Facebook downplays 'old' breach exposing info on 533 million users

·4 min read
Facebook says the unauthorized access to user data, which may have included 3.5 million Canadians, happened almost two years ago via a vulnerability they have since closed. (Chris Ratcliffe/Bloomberg - image credit)
Facebook says the unauthorized access to user data, which may have included 3.5 million Canadians, happened almost two years ago via a vulnerability they have since closed. (Chris Ratcliffe/Bloomberg - image credit)

Facebook is downplaying the significance of a data breach that saw the personal information of 533 million of its users accessed online, saying the information is old and the vulnerability that was exploited was closed almost two years ago.

Over the weekend, Business Insider reported that personal information of Facebook users in 106 countries was found on a low-level hacking forum, free of charge. Cybercrime intelligence firm Hudson Rock calculated that almost 3.5 million Canadians were included.

Information included names, phone numbers, locations, birth dates, email addresses and other identifying details. No financial or payment information was accessed, Facebook said.

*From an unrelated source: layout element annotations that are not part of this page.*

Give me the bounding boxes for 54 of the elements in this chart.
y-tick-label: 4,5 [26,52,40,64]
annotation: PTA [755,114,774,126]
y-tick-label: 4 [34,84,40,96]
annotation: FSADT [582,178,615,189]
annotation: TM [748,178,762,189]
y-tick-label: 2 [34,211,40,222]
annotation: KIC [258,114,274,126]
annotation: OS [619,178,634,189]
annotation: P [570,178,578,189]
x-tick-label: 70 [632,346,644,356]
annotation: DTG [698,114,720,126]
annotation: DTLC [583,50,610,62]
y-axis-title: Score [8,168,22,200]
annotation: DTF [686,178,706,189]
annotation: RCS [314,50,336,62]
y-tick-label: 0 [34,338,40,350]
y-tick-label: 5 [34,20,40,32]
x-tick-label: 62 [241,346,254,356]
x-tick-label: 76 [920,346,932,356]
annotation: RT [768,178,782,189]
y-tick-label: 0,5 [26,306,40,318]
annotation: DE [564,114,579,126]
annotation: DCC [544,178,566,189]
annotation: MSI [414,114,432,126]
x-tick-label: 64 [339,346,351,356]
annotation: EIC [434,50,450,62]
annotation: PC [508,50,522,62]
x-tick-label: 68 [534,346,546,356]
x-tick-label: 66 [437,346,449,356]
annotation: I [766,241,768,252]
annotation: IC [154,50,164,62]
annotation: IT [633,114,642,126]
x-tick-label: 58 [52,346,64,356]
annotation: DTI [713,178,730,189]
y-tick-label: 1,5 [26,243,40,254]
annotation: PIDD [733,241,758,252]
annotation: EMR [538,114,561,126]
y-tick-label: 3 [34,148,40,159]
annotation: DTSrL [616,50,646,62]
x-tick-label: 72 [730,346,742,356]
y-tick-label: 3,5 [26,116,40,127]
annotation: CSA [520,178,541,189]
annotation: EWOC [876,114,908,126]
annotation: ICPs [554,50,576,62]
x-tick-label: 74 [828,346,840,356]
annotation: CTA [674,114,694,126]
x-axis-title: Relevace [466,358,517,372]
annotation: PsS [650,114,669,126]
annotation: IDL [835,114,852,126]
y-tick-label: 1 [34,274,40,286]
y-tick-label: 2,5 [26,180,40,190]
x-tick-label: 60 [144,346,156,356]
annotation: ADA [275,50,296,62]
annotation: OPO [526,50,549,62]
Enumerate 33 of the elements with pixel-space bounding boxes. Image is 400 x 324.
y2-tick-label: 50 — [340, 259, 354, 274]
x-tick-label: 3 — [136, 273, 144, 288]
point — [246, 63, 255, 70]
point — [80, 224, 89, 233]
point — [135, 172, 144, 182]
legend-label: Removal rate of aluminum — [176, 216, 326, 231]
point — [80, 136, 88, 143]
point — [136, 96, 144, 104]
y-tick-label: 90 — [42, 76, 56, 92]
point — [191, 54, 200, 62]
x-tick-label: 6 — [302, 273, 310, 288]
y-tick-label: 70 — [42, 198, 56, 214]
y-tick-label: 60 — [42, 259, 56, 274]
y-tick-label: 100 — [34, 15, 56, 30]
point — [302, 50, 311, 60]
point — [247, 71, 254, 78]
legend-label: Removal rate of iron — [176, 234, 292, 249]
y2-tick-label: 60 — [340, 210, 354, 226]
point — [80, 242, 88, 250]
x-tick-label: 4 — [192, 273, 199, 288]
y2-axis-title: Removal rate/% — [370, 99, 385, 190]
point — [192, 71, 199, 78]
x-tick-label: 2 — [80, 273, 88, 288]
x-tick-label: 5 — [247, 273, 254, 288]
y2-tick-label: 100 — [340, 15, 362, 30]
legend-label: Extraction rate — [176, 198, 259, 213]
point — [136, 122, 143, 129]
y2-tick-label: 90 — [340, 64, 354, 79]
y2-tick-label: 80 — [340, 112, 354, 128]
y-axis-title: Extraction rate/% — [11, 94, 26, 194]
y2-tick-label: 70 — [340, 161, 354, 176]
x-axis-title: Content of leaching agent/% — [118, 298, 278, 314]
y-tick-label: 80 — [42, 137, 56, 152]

In a statement on its website Tuesday the social media giant said the information was gathered via a vulnerability the company fixed almost two years ago, and disputed that it was a hack.

Data scraped, not hacked: Facebook

"It is important to understand that malicious actors obtained this data not through hacking our systems but by scraping it from our platform prior to September 2019," said product management director Mike Clark.

Scraping refers to the act of gathering information that is already out there but somewhat hidden on public databases.

The company said whoever collected and assembled the data did so by abusing the contact importing service, which allows users to find other people in their network on Facebook.

This chart shows the biggest data breaches of all time
This chart shows the biggest data breaches of all time(Tim Kindrachuk/CBC)

Facebook said whoever did it seems to have uploaded a large set of phone numbers to see which ones matched Facebook users.

David Masson, director of enterprise security at cybersecurity firm Darktrace, says the information has likely been out there and spread widely for a while, before being outed recently.

"It's been on the Web for quite a while, probably for sale to people," he said. "But now somebody's just offered it up for free."

Building a profile

Greg Wolfond, CEO of data security firm SecureKey, said that in a vacuum, much of the information taken can seem innocuous and harmless, but when taken together can be very dangerous.

"What the hackers do is they try and get little bits of data about you in this case something like your phone number," he told CBC News in an interview. They can then combine that with other bits of information — an address, a full name — and start building a profile.

What's most dangerous is once they have gathered enough to attempt to gain access to a cellphone account. With the right combination of information, a telecom company may allow someone walking in to port the account number to a new phone.

Cybersecurity expert David Masson with Darktrace says Facebook users shouldn't assume the company's size and scope make them better at fending off attacks.
Cybersecurity expert David Masson with Darktrace says Facebook users shouldn't assume the company's size and scope make them better at fending off attacks. (Darktrace)

"They take over your phone, and within minutes of taking over your phone, they're trying to get into your bank account, to get into your Facebook account, your Google account, whatever you use that phone as your recovery for," he said.

Typically, consumers are urged to fight data theft by doing things like changing passwords frequently, and making them complex. But those things are of little use when companies claim the right to reams of data about their users, and promise to keep it safe.

"Empowering individuals to share their data and putting a responsibility on parties that have the data to keep it secure,
is super important," he said.

Not Facebook's first user-info incident

The breach is far from the company's first misstep with user information.

In 2018, the social media giant disabled a feature that allowed users to search for one another via phone number following revelations that the political firm Cambridge Analytica had accessed information on up to 87 million Facebook users without their knowledge or consent.

In December 2019, a Ukrainian security researcher reported finding a database with the names, phone numbers and unique user IDs of more than 267 million Facebook users — nearly all U.S.-based — on the open internet.

LISTEN | Protecting your data while working remotely:

Facebook says it will continue to aggressively go after "malicious actors who misuse our tools." It touted its dedicated team focused on this work, but Masson says users shouldn't make the mistake of assuming that the company's size and scope somehow make it better equipped to keep user data safe.

"It doesn't matter how big or sophisticated you are, they can be attacked," he said.

Like many breaches, this one was only discovered long after the fact, and that's because the technology companies use isn't keeping up with the ones the hackers are using.

"There are better technologies that actually work on what happens once the bad guys get inside your network rather than when they're banging on the door outside. So people [have] got to realize this will happen again.